細胞を剥離後、細胞数計数した後、細胞懸濁液を調整し、細胞内のATP量を抗ATP抗体(低分子、酸性タイプ)を用いたELISA法にて測定した。なお、シャーレは5枚を用いてその平均値を算出した。

0107

その結果、検体1の0.1mg/mlの添加により上皮細胞数が溶媒対照群に比して平均値として167%に増加した。また、検体2では233%に増加した。一方、EGFでは160%の増加であり、検体1及び検体2の方が優れていた。

0108

ATP量については検体1により溶媒対照群に比して254%に増加した。また、検体2の添加により溶媒対照の426%となった。EGFでは231%となり、検体1及び検体2のATP産生量が著しかった。

0109

以下にヒト肝臓細胞を用いた確認試験について述べる。
(試験例3)

0110

クラボウ株式会社より購入したヒト肝臓細胞を用いた。培養液としては、専用の培養液を用いて培養した、1000個の細胞を35mm培養シャーレに播種し、5%炭酸ガス下、37℃で培養した。これに、1%のエタノールを添加してヒト肝臓細胞を弱らせた。

0111

ここに、前記の実施例1で得られた検体1及び陽性対照としてHGF(フナコシ(株)、ヒトタイプ)を0.1mg/mlの最終濃度で添加した。
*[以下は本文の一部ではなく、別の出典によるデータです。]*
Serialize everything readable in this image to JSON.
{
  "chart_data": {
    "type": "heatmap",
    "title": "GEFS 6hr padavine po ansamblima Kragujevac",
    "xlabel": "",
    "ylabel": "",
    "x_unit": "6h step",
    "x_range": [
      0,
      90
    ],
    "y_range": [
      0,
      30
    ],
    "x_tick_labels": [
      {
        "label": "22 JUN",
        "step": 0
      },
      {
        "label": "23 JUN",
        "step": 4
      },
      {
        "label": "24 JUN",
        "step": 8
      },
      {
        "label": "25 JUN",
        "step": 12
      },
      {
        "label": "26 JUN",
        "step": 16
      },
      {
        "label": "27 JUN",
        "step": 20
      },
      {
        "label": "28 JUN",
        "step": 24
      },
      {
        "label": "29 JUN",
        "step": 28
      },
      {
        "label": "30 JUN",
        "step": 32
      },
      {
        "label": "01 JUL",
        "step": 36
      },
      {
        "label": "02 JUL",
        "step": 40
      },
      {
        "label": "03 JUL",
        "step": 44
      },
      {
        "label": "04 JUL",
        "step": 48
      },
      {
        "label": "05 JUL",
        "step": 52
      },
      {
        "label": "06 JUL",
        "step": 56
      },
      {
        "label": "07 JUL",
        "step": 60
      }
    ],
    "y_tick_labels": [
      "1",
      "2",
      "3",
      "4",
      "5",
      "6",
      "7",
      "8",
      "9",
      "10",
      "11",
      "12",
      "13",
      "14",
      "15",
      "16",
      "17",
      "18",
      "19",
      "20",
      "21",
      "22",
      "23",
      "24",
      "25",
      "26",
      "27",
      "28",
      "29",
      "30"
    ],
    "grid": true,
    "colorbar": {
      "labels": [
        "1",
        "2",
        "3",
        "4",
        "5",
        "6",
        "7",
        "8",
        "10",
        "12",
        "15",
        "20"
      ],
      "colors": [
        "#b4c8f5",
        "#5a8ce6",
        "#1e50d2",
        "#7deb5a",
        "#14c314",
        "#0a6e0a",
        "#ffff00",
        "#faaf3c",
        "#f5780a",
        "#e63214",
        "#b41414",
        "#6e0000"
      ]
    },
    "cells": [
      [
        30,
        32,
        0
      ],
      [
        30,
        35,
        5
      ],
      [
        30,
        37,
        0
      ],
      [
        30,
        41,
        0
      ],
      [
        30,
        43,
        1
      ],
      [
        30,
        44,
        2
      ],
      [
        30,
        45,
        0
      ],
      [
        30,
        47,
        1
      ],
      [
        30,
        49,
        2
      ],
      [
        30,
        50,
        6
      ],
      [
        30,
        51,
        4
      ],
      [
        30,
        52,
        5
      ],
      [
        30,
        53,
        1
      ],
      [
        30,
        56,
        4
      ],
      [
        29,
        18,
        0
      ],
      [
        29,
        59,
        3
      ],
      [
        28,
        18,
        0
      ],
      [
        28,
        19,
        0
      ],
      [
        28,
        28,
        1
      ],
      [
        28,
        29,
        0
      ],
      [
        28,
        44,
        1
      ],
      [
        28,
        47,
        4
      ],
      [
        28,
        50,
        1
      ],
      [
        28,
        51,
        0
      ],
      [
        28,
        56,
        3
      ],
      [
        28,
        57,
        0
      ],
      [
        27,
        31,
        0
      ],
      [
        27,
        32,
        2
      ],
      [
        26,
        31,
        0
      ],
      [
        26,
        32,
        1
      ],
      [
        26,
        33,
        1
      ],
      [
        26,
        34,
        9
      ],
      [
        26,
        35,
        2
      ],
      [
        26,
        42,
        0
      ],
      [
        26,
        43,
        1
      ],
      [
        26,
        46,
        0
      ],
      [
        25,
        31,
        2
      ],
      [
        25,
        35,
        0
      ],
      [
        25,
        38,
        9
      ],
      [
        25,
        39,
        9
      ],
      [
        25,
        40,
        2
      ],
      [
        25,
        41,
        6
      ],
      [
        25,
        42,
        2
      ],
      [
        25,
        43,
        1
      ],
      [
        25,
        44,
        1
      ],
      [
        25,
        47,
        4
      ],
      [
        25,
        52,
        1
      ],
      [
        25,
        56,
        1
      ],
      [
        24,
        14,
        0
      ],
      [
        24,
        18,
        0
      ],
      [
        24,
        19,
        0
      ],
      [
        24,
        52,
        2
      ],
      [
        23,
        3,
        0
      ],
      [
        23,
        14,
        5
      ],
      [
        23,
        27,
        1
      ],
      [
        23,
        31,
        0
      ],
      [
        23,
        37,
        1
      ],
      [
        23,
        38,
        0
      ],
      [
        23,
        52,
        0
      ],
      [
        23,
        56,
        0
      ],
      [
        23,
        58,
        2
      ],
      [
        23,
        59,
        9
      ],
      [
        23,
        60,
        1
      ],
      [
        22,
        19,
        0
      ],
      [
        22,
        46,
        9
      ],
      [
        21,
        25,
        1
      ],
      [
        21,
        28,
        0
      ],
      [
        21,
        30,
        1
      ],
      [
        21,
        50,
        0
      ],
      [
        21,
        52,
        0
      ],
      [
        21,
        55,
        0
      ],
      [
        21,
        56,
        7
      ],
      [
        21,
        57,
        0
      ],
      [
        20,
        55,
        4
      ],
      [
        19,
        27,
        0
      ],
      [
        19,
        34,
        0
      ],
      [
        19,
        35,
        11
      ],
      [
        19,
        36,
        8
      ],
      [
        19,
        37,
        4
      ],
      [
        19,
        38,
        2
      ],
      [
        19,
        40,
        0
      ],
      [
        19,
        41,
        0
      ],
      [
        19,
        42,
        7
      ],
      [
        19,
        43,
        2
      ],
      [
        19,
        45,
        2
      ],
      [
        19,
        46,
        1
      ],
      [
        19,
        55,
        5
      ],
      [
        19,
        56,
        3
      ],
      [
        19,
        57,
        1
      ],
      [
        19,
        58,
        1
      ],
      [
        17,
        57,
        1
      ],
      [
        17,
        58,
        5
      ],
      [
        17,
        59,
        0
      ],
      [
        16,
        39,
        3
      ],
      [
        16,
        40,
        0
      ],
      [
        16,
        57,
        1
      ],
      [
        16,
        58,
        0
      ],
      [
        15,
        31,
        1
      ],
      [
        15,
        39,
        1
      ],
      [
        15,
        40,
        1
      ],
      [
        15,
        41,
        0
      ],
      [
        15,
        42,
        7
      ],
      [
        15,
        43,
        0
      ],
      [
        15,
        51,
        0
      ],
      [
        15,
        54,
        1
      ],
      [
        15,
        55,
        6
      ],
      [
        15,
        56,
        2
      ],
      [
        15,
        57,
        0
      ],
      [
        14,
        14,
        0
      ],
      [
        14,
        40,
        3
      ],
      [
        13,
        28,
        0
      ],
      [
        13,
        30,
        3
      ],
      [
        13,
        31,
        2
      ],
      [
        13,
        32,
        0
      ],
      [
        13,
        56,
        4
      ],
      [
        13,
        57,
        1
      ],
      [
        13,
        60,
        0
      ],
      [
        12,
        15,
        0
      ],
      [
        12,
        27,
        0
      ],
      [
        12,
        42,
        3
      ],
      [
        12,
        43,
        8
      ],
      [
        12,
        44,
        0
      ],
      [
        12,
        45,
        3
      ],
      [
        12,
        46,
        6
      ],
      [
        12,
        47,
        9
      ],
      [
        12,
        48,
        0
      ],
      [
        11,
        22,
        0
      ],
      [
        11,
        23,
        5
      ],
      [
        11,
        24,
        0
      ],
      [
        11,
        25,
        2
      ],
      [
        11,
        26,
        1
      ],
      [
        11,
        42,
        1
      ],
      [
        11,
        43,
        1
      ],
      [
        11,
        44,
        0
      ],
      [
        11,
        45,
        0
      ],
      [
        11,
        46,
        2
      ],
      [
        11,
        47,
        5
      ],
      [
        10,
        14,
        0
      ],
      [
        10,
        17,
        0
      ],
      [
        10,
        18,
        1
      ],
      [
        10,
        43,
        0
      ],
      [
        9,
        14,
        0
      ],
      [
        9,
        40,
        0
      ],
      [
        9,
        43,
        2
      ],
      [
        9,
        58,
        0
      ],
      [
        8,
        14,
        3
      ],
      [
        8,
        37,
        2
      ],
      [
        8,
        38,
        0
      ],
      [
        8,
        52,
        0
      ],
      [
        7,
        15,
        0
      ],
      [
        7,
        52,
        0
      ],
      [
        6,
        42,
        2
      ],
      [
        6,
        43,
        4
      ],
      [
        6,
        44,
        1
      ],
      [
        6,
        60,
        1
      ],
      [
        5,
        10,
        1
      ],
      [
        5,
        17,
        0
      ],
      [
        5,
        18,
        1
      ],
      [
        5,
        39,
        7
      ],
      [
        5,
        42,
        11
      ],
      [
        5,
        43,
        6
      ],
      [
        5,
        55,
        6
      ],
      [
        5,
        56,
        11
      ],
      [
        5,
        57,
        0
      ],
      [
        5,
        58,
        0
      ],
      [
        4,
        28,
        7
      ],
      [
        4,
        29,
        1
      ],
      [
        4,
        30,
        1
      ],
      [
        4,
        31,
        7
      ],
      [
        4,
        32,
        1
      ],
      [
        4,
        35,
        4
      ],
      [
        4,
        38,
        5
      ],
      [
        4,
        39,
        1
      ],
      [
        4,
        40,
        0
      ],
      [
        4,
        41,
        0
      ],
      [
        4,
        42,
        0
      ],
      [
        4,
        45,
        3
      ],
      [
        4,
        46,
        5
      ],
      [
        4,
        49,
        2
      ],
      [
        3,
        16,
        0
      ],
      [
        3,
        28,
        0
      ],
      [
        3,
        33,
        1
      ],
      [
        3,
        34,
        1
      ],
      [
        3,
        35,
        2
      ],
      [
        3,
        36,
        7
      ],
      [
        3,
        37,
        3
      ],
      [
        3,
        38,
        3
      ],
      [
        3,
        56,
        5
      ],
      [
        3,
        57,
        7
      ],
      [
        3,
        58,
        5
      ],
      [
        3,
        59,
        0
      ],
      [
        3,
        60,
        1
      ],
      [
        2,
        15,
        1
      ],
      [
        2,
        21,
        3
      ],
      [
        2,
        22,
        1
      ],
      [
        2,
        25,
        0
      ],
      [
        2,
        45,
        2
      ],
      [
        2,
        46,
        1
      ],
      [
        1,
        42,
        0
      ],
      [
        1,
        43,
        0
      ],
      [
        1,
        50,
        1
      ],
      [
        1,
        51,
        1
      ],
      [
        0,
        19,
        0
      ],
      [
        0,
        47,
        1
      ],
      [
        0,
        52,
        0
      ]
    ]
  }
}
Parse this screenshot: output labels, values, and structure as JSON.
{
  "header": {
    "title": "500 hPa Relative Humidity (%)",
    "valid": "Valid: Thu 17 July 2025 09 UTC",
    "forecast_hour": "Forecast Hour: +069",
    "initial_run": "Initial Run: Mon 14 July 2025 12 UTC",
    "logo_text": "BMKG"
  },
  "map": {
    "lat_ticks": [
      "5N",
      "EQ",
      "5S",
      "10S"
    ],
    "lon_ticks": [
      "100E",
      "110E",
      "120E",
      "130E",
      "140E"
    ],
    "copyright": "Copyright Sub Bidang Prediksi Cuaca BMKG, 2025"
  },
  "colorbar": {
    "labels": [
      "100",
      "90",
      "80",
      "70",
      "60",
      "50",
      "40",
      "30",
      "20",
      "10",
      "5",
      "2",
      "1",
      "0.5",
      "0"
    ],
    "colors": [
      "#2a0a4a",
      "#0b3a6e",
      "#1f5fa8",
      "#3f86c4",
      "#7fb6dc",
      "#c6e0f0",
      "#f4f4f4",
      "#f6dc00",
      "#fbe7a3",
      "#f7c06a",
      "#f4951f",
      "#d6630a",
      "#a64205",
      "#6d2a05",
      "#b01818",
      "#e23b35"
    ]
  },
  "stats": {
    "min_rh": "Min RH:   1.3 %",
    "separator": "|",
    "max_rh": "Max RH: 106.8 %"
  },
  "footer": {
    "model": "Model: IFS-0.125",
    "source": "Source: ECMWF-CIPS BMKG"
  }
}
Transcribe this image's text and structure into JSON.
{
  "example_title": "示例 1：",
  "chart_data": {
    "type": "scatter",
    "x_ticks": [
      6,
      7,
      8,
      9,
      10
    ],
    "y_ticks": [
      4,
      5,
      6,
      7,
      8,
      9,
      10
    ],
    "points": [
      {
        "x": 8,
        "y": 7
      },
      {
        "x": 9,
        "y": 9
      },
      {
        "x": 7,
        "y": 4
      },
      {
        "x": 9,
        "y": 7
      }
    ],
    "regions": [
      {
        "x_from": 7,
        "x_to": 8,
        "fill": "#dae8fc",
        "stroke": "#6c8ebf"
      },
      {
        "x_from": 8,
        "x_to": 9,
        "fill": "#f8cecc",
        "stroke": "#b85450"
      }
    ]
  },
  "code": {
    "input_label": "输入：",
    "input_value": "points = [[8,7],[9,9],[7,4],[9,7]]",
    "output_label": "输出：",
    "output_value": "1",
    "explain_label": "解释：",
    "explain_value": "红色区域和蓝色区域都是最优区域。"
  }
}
これを48時間培養した。

0112

細胞を剥離後、細胞数を計数した後、細胞懸濁液を調整し、肝臓細胞内のATP量を抗ATP抗体(低分子、酸性タイプ)を用いたELISA法にて測定した。なお、シャーレは5枚を用いてその平均値を算出した。

0113

その結果、検体1の0.1mg/mlの添加により肝臓細胞数が溶媒対照群に比して平均値として166%に増加した。また、検体2では228%に増加した。一方、HGFでは155%の増加であり、検体1及び検体2の方が優れていた。

実施例

0114

ATP量については検体1により溶媒対照群に比して170%に増加した。また、検体2の添加により溶媒対照の338%となった。HGFでは156%となり、検体1及び検体2のATP産生量が著しかった。

0115

本発明で得られるジェウェノールA誘導体はATPの増加を介して上皮細胞と上皮組織を強化することから皮膚、肝臓、神経などの健康障害を軽減し、かつ、副作用が少ないことから、国民のQOLを改善し、健康な労働人口を増加させ、かつ、医療費を削減できる。

0116

本発明で得られるジェウェノールA誘導体は皮膚を改善する作用を有することから、化粧料としてシワ、たるみなどの肌トラブルに悩む方の肌の改善に貢献し、化粧品業界の発展に寄与する。

0117

本発明で得られるジェウェノールA誘導体は食品としても利用できることから、食品業界の発展に寄与する。